The research demonstrates how difficult it is to map out the health effects of nanoparticles. Even if a certain nanoparticle does not appear toxic, the interaction between this nanoparticle and other compounds in the human body may cause serious problems to cell functions. Since the number of possible combinations of nanoparticles and various biomolecules is immense, it is practically impossible to research them systematically.

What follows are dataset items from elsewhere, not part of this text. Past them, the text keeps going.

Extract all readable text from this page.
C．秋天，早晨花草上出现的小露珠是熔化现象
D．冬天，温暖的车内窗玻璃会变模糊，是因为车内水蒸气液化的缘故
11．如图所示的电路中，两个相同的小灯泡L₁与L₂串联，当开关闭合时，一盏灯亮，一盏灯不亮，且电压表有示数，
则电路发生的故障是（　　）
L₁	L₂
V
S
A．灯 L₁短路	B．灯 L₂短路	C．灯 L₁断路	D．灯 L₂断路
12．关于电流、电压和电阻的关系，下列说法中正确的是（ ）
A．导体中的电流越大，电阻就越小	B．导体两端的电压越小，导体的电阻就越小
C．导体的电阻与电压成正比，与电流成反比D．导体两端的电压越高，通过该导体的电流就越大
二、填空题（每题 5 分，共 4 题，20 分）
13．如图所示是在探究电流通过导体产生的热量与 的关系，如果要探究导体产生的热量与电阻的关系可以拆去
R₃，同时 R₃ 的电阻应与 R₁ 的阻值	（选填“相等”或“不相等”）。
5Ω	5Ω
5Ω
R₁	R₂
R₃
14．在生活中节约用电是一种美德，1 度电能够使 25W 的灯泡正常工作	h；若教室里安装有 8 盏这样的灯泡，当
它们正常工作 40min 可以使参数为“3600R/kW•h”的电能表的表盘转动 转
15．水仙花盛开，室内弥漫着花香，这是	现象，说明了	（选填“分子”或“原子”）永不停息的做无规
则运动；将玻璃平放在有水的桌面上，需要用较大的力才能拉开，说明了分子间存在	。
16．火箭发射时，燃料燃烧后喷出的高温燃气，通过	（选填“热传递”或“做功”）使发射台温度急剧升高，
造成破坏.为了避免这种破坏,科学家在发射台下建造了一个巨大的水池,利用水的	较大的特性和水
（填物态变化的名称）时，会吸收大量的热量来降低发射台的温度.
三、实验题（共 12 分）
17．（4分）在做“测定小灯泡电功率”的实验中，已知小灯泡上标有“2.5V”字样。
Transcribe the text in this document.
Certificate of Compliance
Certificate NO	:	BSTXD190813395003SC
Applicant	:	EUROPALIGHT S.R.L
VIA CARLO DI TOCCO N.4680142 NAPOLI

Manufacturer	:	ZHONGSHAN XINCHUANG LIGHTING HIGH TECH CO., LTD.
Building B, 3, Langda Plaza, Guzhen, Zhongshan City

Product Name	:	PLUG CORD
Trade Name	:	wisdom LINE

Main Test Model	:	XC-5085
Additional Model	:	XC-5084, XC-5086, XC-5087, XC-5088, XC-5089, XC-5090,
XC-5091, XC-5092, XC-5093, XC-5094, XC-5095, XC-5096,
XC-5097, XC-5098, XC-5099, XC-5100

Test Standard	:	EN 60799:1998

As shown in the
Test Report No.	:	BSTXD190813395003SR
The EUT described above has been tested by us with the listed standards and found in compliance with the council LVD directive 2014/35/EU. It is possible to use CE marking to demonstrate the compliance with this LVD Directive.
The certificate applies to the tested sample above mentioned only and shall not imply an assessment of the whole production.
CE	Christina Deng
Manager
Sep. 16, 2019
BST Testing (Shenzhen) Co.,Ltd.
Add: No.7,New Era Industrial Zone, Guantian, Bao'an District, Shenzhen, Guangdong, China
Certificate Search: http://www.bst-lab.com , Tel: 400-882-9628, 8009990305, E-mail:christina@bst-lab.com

The research on cell death caused by fullerenes and gallic acid was recently published in the nanoscience journal Small [E. Salonen, S. Lin, M. L. Reid, M. Allegood, X. Wang, A. M. Rao, I. Vattulainen, P.-C. Ke. Real-time translocation of fullerene reveals cell contraction. Small 4, 1986-1992 (2008)].
Contact information:
Prof. Pu-Chun Ke
Department of Physics and Astronomy, Clemson University
Clemson, SC 29634, USA
Tel: 1-864-656-0558
Email: pcke11@clemson.edu
Web: http://people.clemson.edu/~pcke11/
Prof. Ilpo Vattulainen
Department of Physics, Tampere University of Technology
P.O. Box 692, FI-33101 Tampere, Finland
Tel. +358 400 510 592
E-mail: ilpo.vattulainen@tut.fi
Web: www.tut.fi/biophys/ and www.fyslab.hut.fi/bio/
Academy researcher Emppu Salonen
Department of Applied Physics, Helsinki University of Technology
P.O. Box 1100, FI-02015 TKK, Finland
Tel. +358 9 451 3370
E-mail: emppu.salonen@tkk.fi
Web: www.fyslab.hut.fi/soft/
Descriptions of group leaders and their research groups:
Professor Pu-Chun Ke:
Prof. Pu Chun Ke won a Career Award from the National Science Foundation for his research addressing the fate of nanomaterials in biological systems and the environment. His research lab has first demonstrated the delivery of RNA using single-walled carbon nanotubes and invented the use of lysophospholipids for obtaining biocompatible nanomaterials. Based at Clemson University, USA, the Single-Molecule Biophysics and Polymer Physics Laboratory led by Prof. Ke (http://people.clemson.edu/~pcke11/) also examines topics in DNA damage and repair, microscopy, and fundamental and applied soft matter physics.
Professor Ilpo Vattulainen:
The Biological Physics Group (http://www.tut.fi/biophys/ and http://www.fyslab.hut.fi/bio/) of 26 people located at the Department of Physics at Tampere University of Technology, Finland, is directed by Prof. Ilpo Vattulainen. The Group is part of the Computational Nanoscience team selected as a Center of Excellence by the Academy of Finland. The Group is also an affiliate member of the MEMPHYS Center for Biomembrane Physics in the University of Southern Denmark, selected as a Center of Excellence by The Danish National Research Foundation. The Biological Physics Group focuses on computational and theoretical studies of biological systems, the topics including biomembranes, nanomaterials, lipoproteins, drugs, and carbohydrates.
Academy researcher (Dr.) Emppu Salonen:
The Computational Soft Matter Research Group (http://www.fyslab.hut.fi/soft/) is based at the Department of Applied Physics, Helsinki University of Technology (TKK). The group is headed by Dr. Emppu Salonen, who currently has a Research Fellow position with the Academy of Finland. The focus of the group's research is in environmental and biological effects of nanomaterials, most importantly carbon-based nanomaterials such as fullerenes and carbon nanotubes. The current nanomaterial-biomaterial research of the group is funded by the Academy of Finland.